TEMA Vakfı, bu yıl 13-19 Kasım tarihleri arasında kutlanan Erozyonla Mücadele Haftası’nı ‘Türkiye Çöl Olmasın’ sloganıyla karşılıyor. Ülkenin önemli bir bölümünün çölleşme riski altında olduğunu ifade eden TEMA Vakfı Yönetim Kurulu Başkanı Deniz Ataç, “Çölleşmenin en önemli sebeplerinden biri de erozyon. İklim kriziyle artan şiddetli yağışlarsa erozyonu artırarak topraklarımızı yok ediyor. Ülkemizde her yıl 642 milyon ton toprak erozyona uğruyor” dedi.
“2030 yılından önce su fakiri bir ülke konumuna geleceğimiz öngörülüyor”

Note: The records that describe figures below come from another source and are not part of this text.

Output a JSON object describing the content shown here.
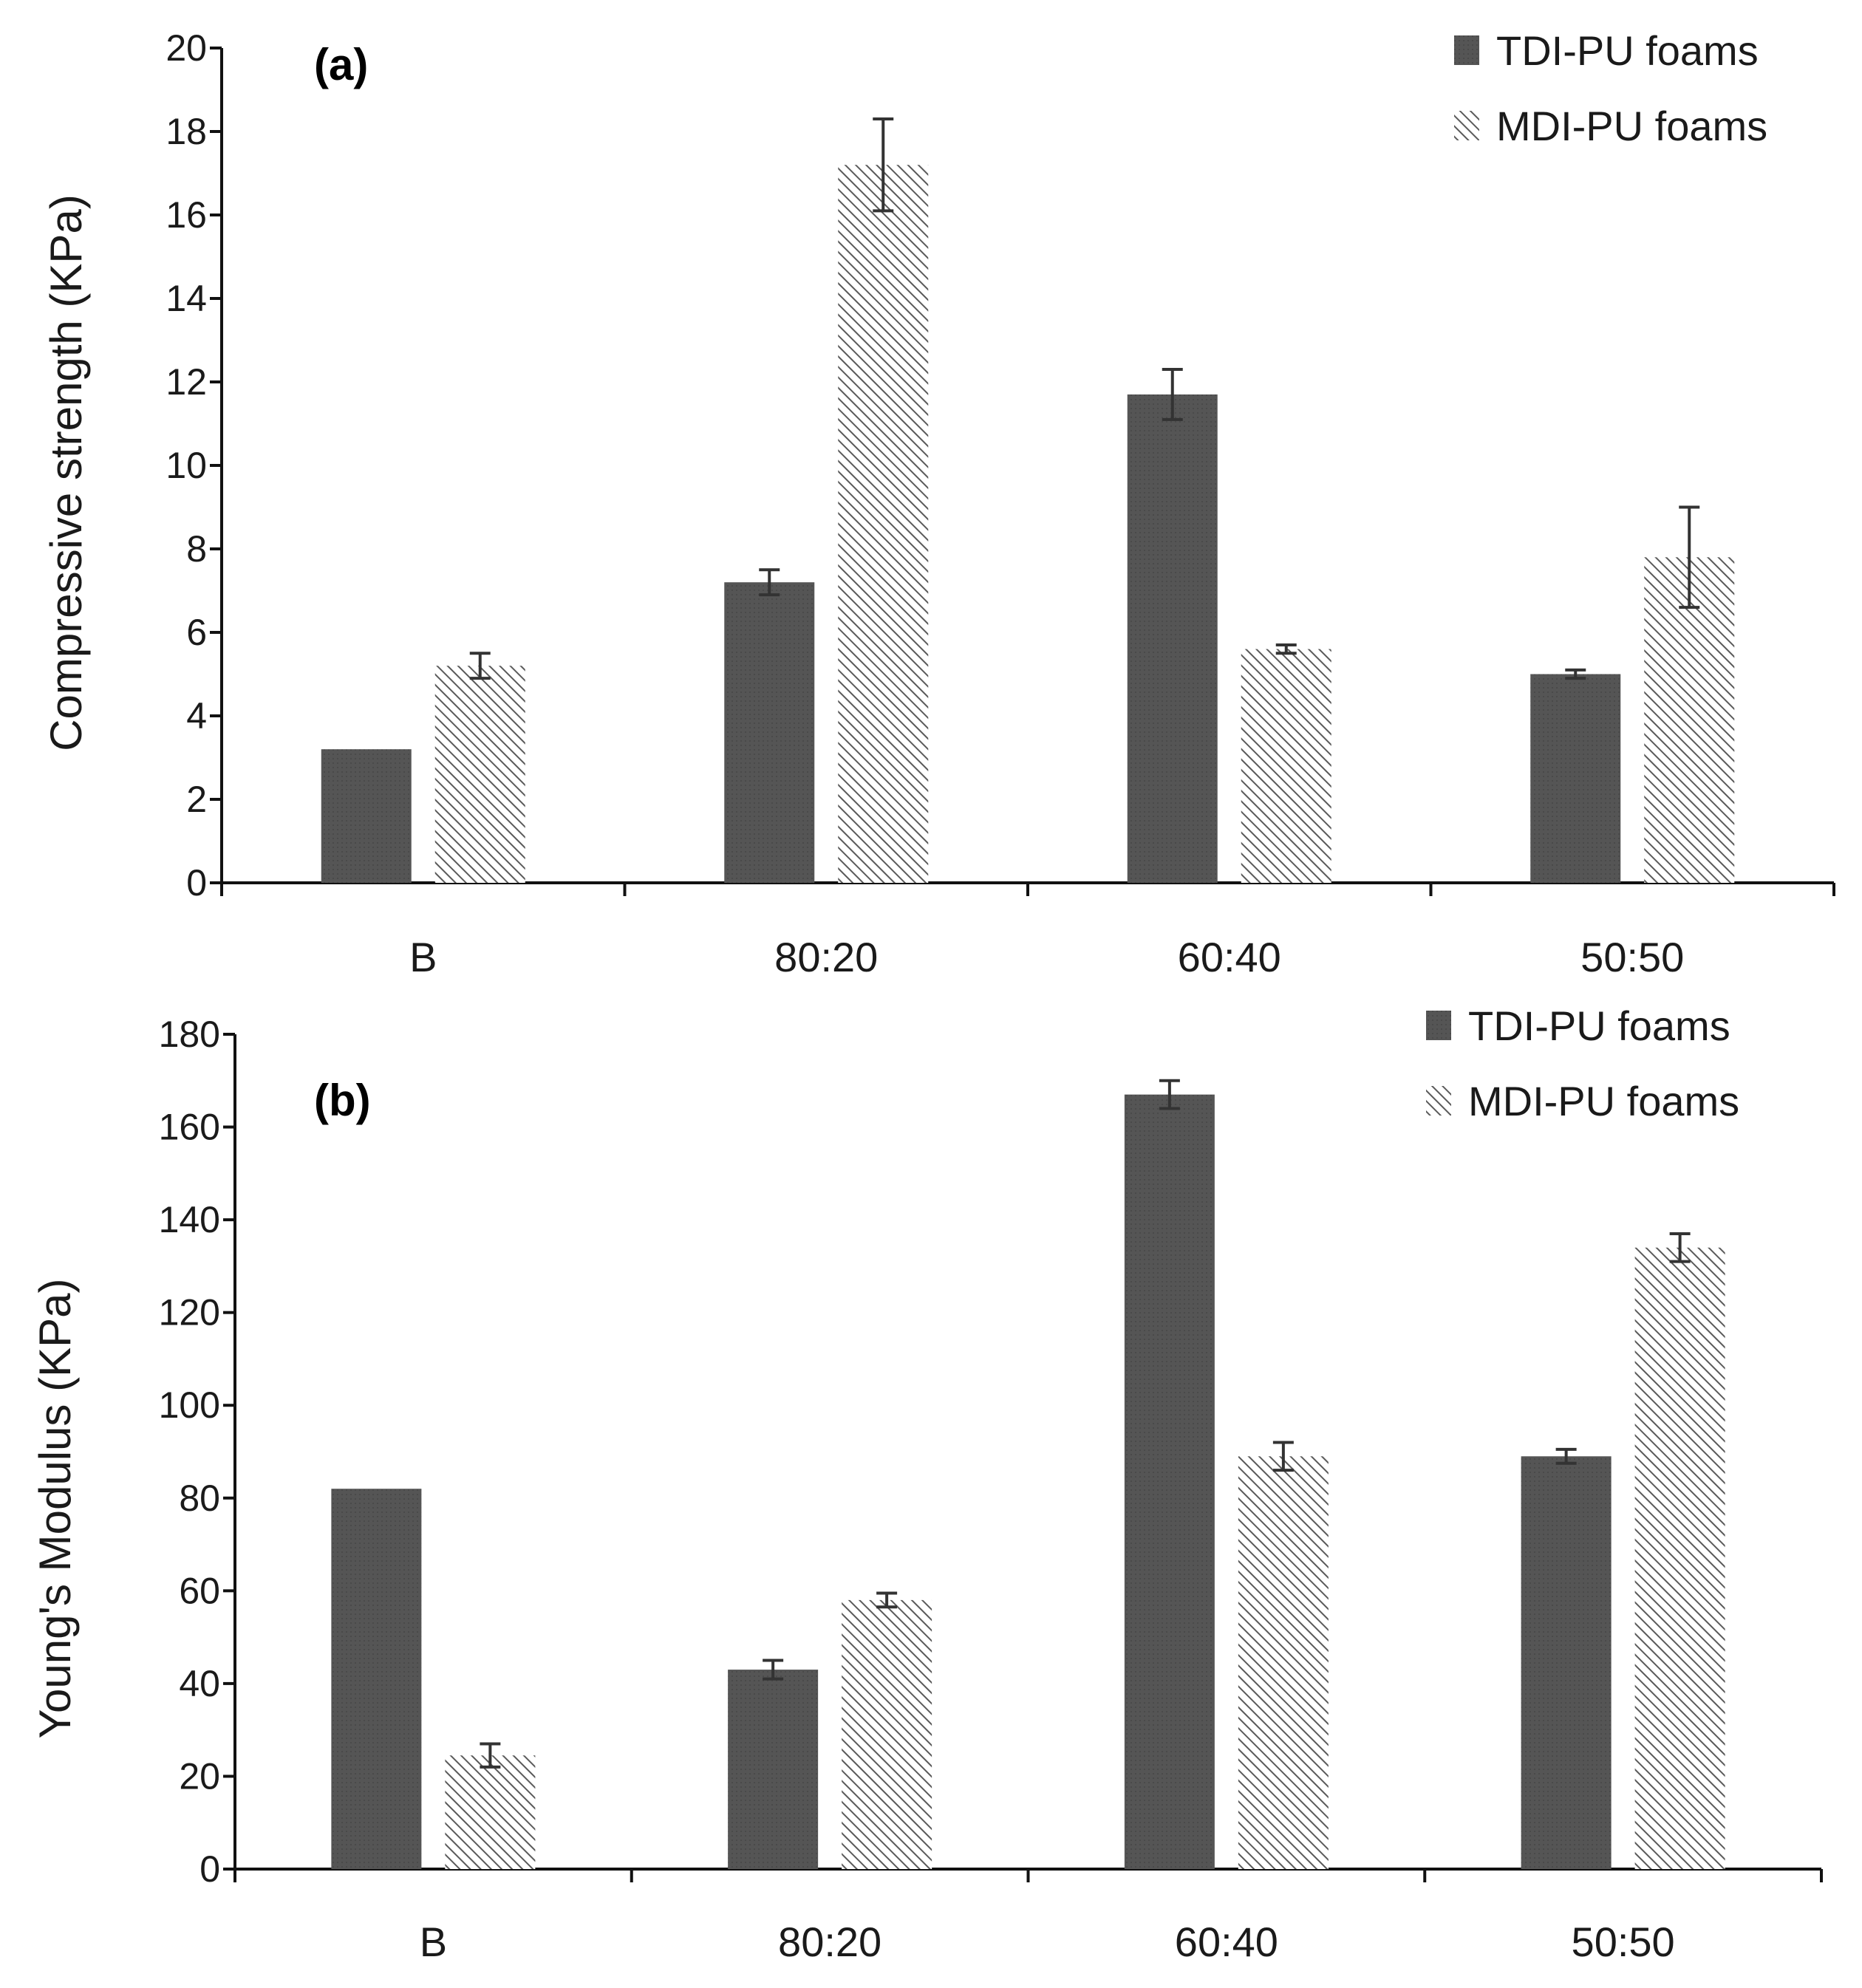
{
  "chart_data": [
    {
      "type": "bar",
      "panel_label": "(a)",
      "ylabel": "Compressive strength (KPa)",
      "xlabel": "",
      "ylim": [
        0,
        20
      ],
      "yticks": [
        0,
        2,
        4,
        6,
        8,
        10,
        12,
        14,
        16,
        18,
        20
      ],
      "categories": [
        "B",
        "80:20",
        "60:40",
        "50:50"
      ],
      "legend_position": "top-right",
      "series": [
        {
          "name": "TDI-PU foams",
          "values": [
            3.2,
            7.2,
            11.7,
            5.0
          ],
          "errors": [
            0,
            0.3,
            0.6,
            0.1
          ],
          "style": "solid"
        },
        {
          "name": "MDI-PU foams",
          "values": [
            5.2,
            17.2,
            5.6,
            7.8
          ],
          "errors": [
            0.3,
            1.1,
            0.1,
            1.2
          ],
          "style": "hatched"
        }
      ]
    },
    {
      "type": "bar",
      "panel_label": "(b)",
      "ylabel": "Young's Modulus (KPa)",
      "xlabel": "",
      "ylim": [
        0,
        180
      ],
      "yticks": [
        0,
        20,
        40,
        60,
        80,
        100,
        120,
        140,
        160,
        180
      ],
      "categories": [
        "B",
        "80:20",
        "60:40",
        "50:50"
      ],
      "legend_position": "top-right",
      "series": [
        {
          "name": "TDI-PU foams",
          "values": [
            82,
            43,
            167,
            89
          ],
          "errors": [
            0,
            2,
            3,
            1.5
          ],
          "style": "solid"
        },
        {
          "name": "MDI-PU foams",
          "values": [
            24.5,
            58,
            89,
            134
          ],
          "errors": [
            2.5,
            1.5,
            3,
            3
          ],
          "style": "hatched"
        }
      ]
    }
  ],
  "colors": {
    "solid_bar": "#555555",
    "hatch_stroke": "#5a5a5a",
    "axis": "#111111",
    "errorbar": "#333333"
  }
}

İklim krizine dur denilmezse sıcak hava dalgaların sıklığını ve şiddetini artıracağını, buna bağlı olarak su varlıklarının giderek azalacağını belirten Ataç, “Bugün kişi başına düşen bin 347 metreküp su miktarı ile su kıtlığı çeken bir konumda olan ülkemizin, nüfus artışı ve su potansiyelindeki azalma ile birlikte 2030 yılından önce su fakiri bir ülke konumuna geleceği öngörülüyor. Yapılan araştırmalar, 2070 yılına gelindiğinde Akdeniz Havzası’nın en büyük gölü olan Beyşehir Gölü başta olmak üzere ülkemizin birçok su varlığının yok olacağını gösteriyor. Ülkemizin su potansiyelinde 2100 yılına kadar; iyi senaryoda yüzde 15-20, kötü senaryoda ise yüzde 40-45 oranında azalma olacağı düşünülüyor” ifadelerini kullandı.

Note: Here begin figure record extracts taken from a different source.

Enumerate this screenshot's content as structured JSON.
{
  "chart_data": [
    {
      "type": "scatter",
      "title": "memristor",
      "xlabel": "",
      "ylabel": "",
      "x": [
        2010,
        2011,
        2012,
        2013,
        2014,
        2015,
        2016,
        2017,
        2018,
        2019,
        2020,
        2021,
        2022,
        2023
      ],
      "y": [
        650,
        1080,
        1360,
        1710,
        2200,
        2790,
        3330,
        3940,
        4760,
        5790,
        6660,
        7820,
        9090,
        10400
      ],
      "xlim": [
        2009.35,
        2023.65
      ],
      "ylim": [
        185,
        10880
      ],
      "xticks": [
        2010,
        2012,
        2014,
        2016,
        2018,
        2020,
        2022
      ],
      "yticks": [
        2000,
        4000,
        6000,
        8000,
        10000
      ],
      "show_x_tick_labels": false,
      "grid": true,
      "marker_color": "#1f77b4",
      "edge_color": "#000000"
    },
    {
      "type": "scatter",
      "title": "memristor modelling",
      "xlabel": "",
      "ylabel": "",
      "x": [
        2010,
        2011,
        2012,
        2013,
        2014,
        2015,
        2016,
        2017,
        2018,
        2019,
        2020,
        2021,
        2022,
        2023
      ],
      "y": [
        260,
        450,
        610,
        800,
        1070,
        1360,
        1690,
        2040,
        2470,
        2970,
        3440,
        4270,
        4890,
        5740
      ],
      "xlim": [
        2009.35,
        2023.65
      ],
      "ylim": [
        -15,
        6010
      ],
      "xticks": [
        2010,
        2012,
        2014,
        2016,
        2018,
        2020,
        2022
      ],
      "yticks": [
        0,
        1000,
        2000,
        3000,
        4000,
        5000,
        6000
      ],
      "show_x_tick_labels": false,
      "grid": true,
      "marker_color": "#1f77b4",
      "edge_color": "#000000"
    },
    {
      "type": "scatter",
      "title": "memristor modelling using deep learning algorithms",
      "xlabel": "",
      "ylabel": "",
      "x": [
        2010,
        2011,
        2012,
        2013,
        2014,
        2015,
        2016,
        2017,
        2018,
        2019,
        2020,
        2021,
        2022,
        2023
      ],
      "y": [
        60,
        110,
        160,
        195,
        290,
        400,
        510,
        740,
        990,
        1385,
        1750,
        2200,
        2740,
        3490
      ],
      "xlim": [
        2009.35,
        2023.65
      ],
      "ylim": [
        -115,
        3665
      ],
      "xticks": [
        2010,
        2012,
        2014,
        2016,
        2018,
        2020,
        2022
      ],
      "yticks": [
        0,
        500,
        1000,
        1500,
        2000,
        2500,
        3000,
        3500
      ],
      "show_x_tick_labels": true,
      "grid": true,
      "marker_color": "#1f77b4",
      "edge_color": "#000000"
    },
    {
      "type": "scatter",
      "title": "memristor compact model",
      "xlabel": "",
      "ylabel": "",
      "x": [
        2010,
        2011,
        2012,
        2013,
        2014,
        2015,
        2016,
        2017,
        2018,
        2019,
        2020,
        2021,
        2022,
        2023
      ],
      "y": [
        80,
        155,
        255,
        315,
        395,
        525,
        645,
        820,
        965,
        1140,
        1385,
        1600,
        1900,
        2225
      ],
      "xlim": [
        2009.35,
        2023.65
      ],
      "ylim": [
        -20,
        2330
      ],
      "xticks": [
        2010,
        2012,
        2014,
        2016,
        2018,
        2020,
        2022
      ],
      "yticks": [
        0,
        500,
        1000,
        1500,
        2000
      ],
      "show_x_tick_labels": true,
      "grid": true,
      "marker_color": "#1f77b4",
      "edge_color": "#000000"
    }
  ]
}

“Ülkemiz şimdiden ciddi bir kuraklık tehdidi altında”
Artan sıcaklıklar ve azalan yağışlar sonucu yaşanan kuraklıkların, tarımsal üretimi de ciddi boyutta etkilediğine vurgu yapan Ataç, “Ülkemizin birçok bölgesinde şiddetli kuraklık yaşanıyor. Küresel ısınmanın 1,5°C’de sınırlanmaması durumunda, 2050 yılına gelindiğinde tarımsal ürünlerin verimliliği yüzde 45 oranında azalacak. Küresel gıda ihtiyacının yüzde 35-56 oranında artacağı göz önünde bulundurulduğunda, toprak varlığımızı korumanın ne kadar önemli olduğunu bir kez daha görüyoruz. Ancak ülkemiz karasal alanının yaklaşık 3/4’ü orta ve yüksek şiddette çölleşme riski altında. Çölleşmenin en önemli sebeplerinden biri de erozyon. İklim kriziyle artan şiddetli yağışlarsa erozyonu artırarak topraklarımızı yok ediyor. Ülkemizde her yıl 642 milyon ton toprak erozyona uğruyor. Bu da en az 500 yıl gibi bir zamanda oluşan 1 cm’lik verimli üst toprağın 16 yıl gibi kısa bir sürede kaybedilmesi anlamına geliyor” sözlerine yer verdi.
“İklim kriziyle mücadele için toprağı korumalıyız”
Ataç, “Toprak; atmosferden karbonu alan bitkilerin yaşam alanı olmasının yanı sıra en büyük karbon deposudur. Bu nedenle iklim krizinin etkilerini azaltan çözümlerin odağında toprağın korunması yer alıyor. İklim kriziyle mücadele için toprağı korumak hepimizin görevi” ifadelerini kullanan Ataç, “Sera gazı salımının 2030 yılına kadar en az yüzde 35 oranında azaltılması, kömür başta olmak üzere fosil yakıt kullanımına son verilmesi ve toprak varlığımızın korunarak çölleşme ile mücadele edilmesi konusundaki çağrımızı yineliyoruz” dedi.